The Internet has become a common means of social communication. Relationships in the network often generate many situations that constitute a violation of human and civil rights from a legal point of view. In this case, the legal regulation of the virtual space is quite complicated because the latter is beyond the states (the material boundaries and territories). Therefore, it cannot be subjected to the regulation by national legal acts. The right to privacy, as well as any subjective right, is a social good. Individuals may resort to the coercive power of the state in order to protect their rights. However, the difficulty is that the category of private life has no clear legal boundaries. Thus, the legal regulation establishes only the limits of its integrity and the limits of an admissible interference (Thuraisingham, 2007).

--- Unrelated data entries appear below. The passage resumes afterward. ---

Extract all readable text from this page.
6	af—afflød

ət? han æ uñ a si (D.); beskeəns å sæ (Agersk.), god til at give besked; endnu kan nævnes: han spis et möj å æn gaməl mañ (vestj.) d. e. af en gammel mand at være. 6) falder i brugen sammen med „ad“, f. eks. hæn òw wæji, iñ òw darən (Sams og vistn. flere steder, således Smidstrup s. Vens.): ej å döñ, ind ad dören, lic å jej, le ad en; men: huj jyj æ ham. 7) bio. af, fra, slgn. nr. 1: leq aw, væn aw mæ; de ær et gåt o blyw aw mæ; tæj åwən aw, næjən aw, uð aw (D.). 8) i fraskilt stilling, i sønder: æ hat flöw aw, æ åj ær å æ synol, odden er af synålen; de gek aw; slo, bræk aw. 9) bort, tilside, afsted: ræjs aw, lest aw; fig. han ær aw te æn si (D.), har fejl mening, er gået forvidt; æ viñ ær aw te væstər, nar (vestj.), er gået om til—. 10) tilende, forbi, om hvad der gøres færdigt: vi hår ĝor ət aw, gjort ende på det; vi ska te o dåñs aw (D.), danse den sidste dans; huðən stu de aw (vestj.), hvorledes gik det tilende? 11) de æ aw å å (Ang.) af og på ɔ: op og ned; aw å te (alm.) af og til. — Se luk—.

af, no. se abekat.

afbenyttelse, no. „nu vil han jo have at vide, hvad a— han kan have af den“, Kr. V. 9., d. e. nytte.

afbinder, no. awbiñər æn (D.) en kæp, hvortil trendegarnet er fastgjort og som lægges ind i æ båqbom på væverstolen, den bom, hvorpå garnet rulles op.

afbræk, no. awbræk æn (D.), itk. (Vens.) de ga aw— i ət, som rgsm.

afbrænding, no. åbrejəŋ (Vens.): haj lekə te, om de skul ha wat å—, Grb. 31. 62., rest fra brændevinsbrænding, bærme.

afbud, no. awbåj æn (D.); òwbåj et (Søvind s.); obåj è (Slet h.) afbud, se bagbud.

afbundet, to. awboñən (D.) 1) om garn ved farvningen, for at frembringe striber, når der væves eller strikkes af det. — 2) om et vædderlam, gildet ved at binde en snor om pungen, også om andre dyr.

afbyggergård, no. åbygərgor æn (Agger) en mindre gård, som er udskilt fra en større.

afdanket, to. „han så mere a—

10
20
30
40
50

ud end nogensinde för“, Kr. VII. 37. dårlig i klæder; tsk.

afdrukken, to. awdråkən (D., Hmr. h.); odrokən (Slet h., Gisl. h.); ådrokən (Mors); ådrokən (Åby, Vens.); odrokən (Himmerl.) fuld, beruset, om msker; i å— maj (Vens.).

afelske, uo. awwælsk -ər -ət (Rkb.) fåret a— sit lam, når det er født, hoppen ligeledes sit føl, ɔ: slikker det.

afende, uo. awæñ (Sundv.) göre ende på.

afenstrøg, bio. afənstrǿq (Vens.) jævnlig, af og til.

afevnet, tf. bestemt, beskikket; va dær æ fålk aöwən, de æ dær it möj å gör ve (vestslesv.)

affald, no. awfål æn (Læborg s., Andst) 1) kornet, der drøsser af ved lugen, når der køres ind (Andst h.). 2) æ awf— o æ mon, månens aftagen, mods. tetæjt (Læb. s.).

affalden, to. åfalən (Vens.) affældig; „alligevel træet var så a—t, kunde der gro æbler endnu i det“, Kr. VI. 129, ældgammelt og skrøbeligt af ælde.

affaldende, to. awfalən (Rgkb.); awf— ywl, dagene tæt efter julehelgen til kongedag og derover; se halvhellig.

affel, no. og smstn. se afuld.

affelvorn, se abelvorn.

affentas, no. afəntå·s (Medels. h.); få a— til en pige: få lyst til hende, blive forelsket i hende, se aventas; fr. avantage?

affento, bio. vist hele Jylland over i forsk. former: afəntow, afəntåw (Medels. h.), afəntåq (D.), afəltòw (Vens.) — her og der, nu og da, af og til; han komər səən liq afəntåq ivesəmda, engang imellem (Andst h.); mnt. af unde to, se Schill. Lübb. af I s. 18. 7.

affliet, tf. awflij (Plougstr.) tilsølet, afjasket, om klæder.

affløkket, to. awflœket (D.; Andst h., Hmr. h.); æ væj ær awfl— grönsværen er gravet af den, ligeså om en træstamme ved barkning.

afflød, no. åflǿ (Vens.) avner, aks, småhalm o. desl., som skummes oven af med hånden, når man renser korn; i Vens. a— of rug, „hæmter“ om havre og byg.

Therefore, it is crucial to maintain the delicate balance between privacy and openness, ease of use and leakage of personal information. To some extent, the users themselves can take care of it through the settings of the browser or social network. For example, they can block Referer header in the request or reject the reception of cookie from the third-party websites. However, these measures are often ineffective. For example, it is almost impossible to eliminate the use of the cookie on the website visited without a significant loss of functionality.
Moreover, the creators of the websites and social networks themselves can make a significant contribution to the solution of this problem. For example, they can assist through minimizing the amount of information transferred to third parties or through notifying users of the degree of their data openness in the social networks. These measures should be implemented without waiting for the legal process, as it happened with the Facebook service called Beacon, which had automatically signed all network users in November 2007. Due to Beacon, the user’s friends received notification about the user activity at some other sites such as the purchase of movie tickets. The case ended two years later with a complete cessation of service and the creation of a Facebook fund to work in the field of online privacy in the size of $9.5 million.
Knowledge and open discussion of these issues are a step towards addressing them. The problems are really solved: users get more control on social networks; browsers are concerned about security and privacy of the users. After all, in spite of everything, people want to share information with their friends, acquaintances, and, sometimes, with the whole world.
Nowadays, opportunities to exchange information on the Internet are truly endless and continue to evolve rapidly. Social networks have created a hitherto unprecedented degree of information connectivity among people on the global scale. The Internet has evolved into a dynamic social environment, which combines hundreds and thousands of millions of people. In the words of the founder of Facebook Mark Zuckerberg, “our mission is to make the world more open and connected.”
However, privacy is an important element of the open information space of the Internet. Neglect of the human right to privacy and, more specifically, the right to control the composition and extent of personal information, results in the loss of user confidence, increase of the control and the reduction of innovativeness, intensity and scope of information exchange as a result.
It is not possible to solve the problems associated with the protection of the confidentiality quickly and efficiently. There is a need for an integrated approach for solving these problems. This approach should involve the use of organizational and legal measures, as well as software and hardware to protect the confidentiality, integrity, and availability of information.